Had there been political pressure, which we surmise; for providing funds for the coming elections from politicians to whom the owner might be beholden in the last two decades of “growth,” then that would have caused this problem.
Case one: The company did have cash and this was the reason for politicians to want to encash the past IOUs and Raju was not able to give it from the main company and hence decided to shift it to the infrastructure and real estate pool to meet the obligations. But the so-called investors’ activism killed that route.
Case two: The company did not have cash and hence when politicians demand to encash past IOUs, the owner is not able to do anything. Thought he can shift the “cash fiction” to the infrastructure and real estate pool and somehow meet the demand later. To quote from his unsigned letter to board members, “The aborted Maytas acquisition deal was the last attempt to fill the fictitious assets with real ones. Maytas’ investors were convinced that this a good investment opportunity and a strategic fit. Once Satyam’s problem was solved, it was hoped that Maytas’ payments can be delayed. But that was not to be.” The clue to this puzzle is the existence or otherwise of the cash.
In such a context, it is important that we turn corporate governance on its head and impose stringent conditions on promoters to be present and swear that the resolutions related to their interest is as per laws and norms. Currently, they are absent and the independent directors are the party to deciding it.
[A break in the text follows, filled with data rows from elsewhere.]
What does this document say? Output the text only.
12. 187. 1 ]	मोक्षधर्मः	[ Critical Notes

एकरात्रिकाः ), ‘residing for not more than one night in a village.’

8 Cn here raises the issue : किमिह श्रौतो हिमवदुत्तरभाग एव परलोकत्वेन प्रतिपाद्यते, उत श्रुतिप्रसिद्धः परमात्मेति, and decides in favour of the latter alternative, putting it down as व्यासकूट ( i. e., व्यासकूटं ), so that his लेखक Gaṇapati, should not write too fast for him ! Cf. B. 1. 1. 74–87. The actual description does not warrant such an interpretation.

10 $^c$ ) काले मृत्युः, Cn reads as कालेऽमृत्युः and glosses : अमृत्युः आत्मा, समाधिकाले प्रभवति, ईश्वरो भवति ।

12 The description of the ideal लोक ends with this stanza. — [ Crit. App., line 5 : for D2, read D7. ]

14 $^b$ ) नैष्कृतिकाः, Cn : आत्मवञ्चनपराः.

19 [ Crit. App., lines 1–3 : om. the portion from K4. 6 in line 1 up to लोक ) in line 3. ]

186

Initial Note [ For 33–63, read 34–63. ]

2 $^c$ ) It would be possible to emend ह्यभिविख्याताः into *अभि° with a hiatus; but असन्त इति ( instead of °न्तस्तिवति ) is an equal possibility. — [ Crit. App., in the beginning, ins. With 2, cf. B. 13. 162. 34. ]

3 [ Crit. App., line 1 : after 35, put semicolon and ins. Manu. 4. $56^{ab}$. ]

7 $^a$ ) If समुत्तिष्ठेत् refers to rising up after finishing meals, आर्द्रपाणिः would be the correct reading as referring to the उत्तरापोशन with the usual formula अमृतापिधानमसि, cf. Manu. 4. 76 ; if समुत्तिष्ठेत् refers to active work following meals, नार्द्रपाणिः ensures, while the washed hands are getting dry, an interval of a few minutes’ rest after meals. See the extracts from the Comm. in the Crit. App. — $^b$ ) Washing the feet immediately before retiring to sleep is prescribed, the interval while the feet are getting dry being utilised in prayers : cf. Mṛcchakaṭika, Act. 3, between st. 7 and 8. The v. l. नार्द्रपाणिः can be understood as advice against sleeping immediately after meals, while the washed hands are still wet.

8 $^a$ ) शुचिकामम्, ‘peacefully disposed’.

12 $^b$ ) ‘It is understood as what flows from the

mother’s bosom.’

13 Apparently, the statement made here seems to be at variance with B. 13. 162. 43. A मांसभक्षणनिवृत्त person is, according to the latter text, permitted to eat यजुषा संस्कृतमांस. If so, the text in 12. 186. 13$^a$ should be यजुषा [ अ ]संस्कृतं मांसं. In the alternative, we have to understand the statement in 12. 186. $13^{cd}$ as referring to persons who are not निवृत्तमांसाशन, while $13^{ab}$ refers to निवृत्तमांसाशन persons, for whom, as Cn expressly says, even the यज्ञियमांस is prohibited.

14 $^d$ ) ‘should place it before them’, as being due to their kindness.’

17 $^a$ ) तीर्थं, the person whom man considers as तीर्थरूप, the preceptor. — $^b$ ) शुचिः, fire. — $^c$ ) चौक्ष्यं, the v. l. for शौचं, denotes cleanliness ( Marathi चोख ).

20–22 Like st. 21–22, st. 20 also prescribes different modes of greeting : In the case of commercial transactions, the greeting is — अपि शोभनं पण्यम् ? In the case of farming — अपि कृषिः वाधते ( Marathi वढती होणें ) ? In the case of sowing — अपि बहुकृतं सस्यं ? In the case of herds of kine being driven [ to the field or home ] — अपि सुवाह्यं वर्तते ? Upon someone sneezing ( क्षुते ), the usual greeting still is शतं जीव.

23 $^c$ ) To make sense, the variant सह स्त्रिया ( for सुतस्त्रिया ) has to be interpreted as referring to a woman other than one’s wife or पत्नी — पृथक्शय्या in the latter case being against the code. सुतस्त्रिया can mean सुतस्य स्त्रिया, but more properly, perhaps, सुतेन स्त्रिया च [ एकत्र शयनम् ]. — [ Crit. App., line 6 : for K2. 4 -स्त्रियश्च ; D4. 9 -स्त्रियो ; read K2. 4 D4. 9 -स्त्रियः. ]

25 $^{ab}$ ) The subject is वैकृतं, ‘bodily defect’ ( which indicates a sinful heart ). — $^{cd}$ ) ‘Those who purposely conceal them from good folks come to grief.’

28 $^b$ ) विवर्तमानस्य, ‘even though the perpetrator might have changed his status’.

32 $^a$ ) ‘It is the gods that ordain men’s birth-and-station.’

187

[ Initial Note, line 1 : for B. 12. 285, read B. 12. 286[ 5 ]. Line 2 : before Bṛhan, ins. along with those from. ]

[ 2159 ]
In the American context, the entire governance issue is related to protecting shareholders from the rapacious managers or executives of the firm. The entire genre of agency theory in the eighties is based on this. In India, the issue is different. Here, we need to protect shareholders from the promoters and politicians. Hence, the law should be amended to explicitly make promoters responsible on those resolutions connected with them with preferably a sworn affidavit.
New age entrepreneurs who have grown in the eighties in various states are all beholden to politicians in regional or national parties. There are many more IOUs pending.
Raju mentions in his unsigned letter to his board of directors that “it was like riding a tiger, not knowing how to get off without being eaten.” He may not be talking of accounting tigers but about political tigers. We can expect many more revelations from other corporates before the forthcoming elections. Happy viewing.